Même de loin, certains ont contribué à l'embellissement de leur village : églises, fontaines, cimetières, écoles etc. Mais précisons que sur les milliers d'émigrants beaucoup n'ont pas fait fortune et ne sont jamais revenus dans leur patrie.

 

Il y aurait une centaine de palazzi rien que dans le Cap. Encore aux mains des héritiers ou vendues à des "étrangers" ou abandonnées ... Leur sort est divers.

 

Certains continuent à faire vivre ces magnifiques bâtisses, comme Rose-Marie Carrega par une politique culturelle inspirée  ; d'autres en font des hôtels ou des maisons d'hôtes comme à Feliceto (Palazzo Renucci) ou à Rogliano (Palazzu Nicrosi) ; d'autres enfin se battent pour qu'ils restent aux Corses. 

 

 

 

Ainsi on se réjouit que le Château Stoppielle à Centuri, qui a failli passer dans les mains d'un propriétaire privé, reste dans le giron de la communauté corse.

 

Il vient d'être préempté récemment par l'Office foncier de la Corse.

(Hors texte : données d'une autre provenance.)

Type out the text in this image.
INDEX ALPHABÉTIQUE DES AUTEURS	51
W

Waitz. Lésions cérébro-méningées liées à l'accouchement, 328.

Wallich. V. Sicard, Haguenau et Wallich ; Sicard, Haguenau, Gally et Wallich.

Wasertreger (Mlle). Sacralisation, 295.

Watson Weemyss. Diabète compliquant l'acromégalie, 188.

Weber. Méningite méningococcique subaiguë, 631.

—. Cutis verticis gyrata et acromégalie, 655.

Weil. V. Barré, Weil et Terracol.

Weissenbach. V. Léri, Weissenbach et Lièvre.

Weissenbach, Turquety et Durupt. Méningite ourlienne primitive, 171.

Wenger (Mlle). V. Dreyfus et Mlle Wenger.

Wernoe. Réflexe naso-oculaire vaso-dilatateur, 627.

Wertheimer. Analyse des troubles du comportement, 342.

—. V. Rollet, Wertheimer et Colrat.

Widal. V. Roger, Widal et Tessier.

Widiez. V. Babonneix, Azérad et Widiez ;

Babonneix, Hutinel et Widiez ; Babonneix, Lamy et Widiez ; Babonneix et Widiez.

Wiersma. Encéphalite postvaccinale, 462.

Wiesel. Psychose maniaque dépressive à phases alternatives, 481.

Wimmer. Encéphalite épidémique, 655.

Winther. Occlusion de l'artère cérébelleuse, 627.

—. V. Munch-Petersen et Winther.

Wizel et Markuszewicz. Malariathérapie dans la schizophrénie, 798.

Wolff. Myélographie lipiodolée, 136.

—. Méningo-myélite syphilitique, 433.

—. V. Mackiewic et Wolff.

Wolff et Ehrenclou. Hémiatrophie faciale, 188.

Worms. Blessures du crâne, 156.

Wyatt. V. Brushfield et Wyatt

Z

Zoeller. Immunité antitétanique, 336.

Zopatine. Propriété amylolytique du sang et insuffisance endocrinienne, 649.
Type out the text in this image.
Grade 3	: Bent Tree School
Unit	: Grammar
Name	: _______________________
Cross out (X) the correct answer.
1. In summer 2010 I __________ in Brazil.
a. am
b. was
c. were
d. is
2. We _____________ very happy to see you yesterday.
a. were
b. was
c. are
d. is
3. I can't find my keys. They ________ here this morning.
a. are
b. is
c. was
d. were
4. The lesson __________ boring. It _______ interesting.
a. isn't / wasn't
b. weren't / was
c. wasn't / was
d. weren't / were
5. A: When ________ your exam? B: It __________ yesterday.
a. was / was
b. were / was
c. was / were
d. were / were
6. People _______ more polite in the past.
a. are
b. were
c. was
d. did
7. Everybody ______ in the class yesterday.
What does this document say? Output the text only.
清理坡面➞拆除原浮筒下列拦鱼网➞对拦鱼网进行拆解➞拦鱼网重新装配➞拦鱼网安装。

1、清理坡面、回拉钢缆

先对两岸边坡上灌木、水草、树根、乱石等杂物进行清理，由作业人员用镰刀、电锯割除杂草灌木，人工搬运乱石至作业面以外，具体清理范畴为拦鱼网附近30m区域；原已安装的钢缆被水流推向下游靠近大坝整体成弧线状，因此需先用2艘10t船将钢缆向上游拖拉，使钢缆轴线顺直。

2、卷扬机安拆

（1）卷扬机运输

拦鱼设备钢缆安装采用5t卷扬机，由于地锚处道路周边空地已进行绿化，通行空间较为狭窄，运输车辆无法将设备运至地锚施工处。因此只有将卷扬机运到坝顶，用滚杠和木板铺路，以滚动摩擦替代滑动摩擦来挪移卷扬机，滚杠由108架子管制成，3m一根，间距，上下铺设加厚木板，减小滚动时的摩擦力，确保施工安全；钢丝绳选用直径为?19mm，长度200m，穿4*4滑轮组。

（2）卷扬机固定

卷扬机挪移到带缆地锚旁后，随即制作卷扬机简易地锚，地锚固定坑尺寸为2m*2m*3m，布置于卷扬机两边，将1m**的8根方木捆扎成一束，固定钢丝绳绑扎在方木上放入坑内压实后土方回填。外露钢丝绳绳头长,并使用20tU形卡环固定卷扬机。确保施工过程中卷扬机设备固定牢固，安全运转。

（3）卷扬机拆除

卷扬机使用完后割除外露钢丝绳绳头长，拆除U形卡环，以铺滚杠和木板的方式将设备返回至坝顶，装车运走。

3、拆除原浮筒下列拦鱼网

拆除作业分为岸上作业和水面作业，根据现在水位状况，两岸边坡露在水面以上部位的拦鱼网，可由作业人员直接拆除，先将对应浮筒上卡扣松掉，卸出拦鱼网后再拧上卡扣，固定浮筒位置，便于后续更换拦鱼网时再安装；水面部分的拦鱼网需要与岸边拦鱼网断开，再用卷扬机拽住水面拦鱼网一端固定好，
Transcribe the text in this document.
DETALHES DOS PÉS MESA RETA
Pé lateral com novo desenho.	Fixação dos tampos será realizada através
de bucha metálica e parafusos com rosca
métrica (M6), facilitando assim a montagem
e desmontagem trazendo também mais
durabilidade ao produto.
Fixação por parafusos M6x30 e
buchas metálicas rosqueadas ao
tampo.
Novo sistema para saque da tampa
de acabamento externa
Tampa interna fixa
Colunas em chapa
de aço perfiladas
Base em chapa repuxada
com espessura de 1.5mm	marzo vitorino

(France 3 CorseVia Stella, 3 juin 2017)



 

  

 

Le retour de ces Corses d'Amérique était parfois décevant : après de telles aventures, difficile de s'adapter à la vie villageoise ! Certains témoignent de leur ennui, d'autres s'installent plutôt à Bastia voire en Italie. Une anecdote : Toussaint Gaspari décu par sa maison de Sisco (trop petite !) n'y a jamais habité !

  

Mais revenons à l'exposition, magnifiquement documentée et mise en scène avec une grande élégance.

 

Elle s'articule autour des familles et de leur histoire : maquettes des maisons réalisées par l'Ecole d'architecture de Porto Rico aux bons soins de Enrique Vivoni et offertes au Musée, objets rares ou familiers, portraits, bijoux, vêtements, photos, documents originaux s'offrent à nos yeux grâce à la générosité de nombreux prêteurs.

 

Des noms familiers encore aujourd'hui sur l'île : Cipriani, Vivoni à Sisco enrichi dans le négoce de la canne à sucre, Padovani médecin à Porto Rico, Franceschi à Ponce, Battistini (mines d'or du Vénézuela), Mattei... 

 

C'est magnifique et très instructif.

 

Le catalogue est à lui seul une somme dont chaque article nous éclaire davantage sur ces destins originaux.

 

 

Santa-Maria-di-Lota   - Château Cagninacci
Santa-Maria-di-Lota - Château Cagninacci
Santa-Maria-di-Lota   - Château Cagninacci (perron)
Santa-Maria-di-Lota - Château Cagninacci (perron)

 

 

L'extérieur est imposant mais l'intérieur n'a rien à lui envier. Les peintures qui ornent murs et plafonds sont souvent commandées aux meilleurs artistes de l'époque : Profizi, Conforti, Giavarini ... (cf Encyclopédie des peintres corses op.cit.)

 

 

 

Autres édifices : Villa Strenna à Ersa, Piccioni à Pino, Nicrosi à Rogliano, Renucci à Feliceto ...

 

 

Château Piccioni - Catalogue de l'Exposition
Château Piccioni - Catalogue de l'Exposition

 

 

 

Ainsi, dans la touffeur de ce soir d'été caniculaire, se dévoile un pan de notre histoire qui témoigne s'il en est besoin d'une autre particularité de la Corse.

 



 

 

Cependant, tous les palazzi de Corse ne sont pas ceux   d' Américains mais aussi de Corses de l'île qui ont voulu, eux aussi, montrer leur réussite sans pour autant avoir voyagé loin. 

 

 


 

 

Courez-y : vous avez jusqu'au 30 décembre 2017 pour voir cette exposition !

 

Bibliographie : La Corse et les Amériques, actes des 18è journées universitaires d'Histoire maritime de Bonifacio, sous la direction de Michel Vergé-Franceschi, Editions Alain Piazzola, mai 2017.

 

On retiendra en particulier, ces deux articles fort documentés et illustrés :

 

Les maisons d'Américains au Cap Corse, de Jean-Christophe Liccia, ancien Président-fondateur de l'Association Petre Scritte 

 

Décors peints et trompe l'oeil dans les maisons d'Américains au Cap Corse, de Michel-Edouard Nigaglioni, à l'époque Directeur du Patrimoine de la ville de Bastia.

 

 

 

 

A lire également l'ouvrage paru en 2006 aux éditions Albiana,  de Jean-Christophe Liccia, Caroline Paoli et Michel-Edouard Nigaglioni, Les Maisons "d'Américains".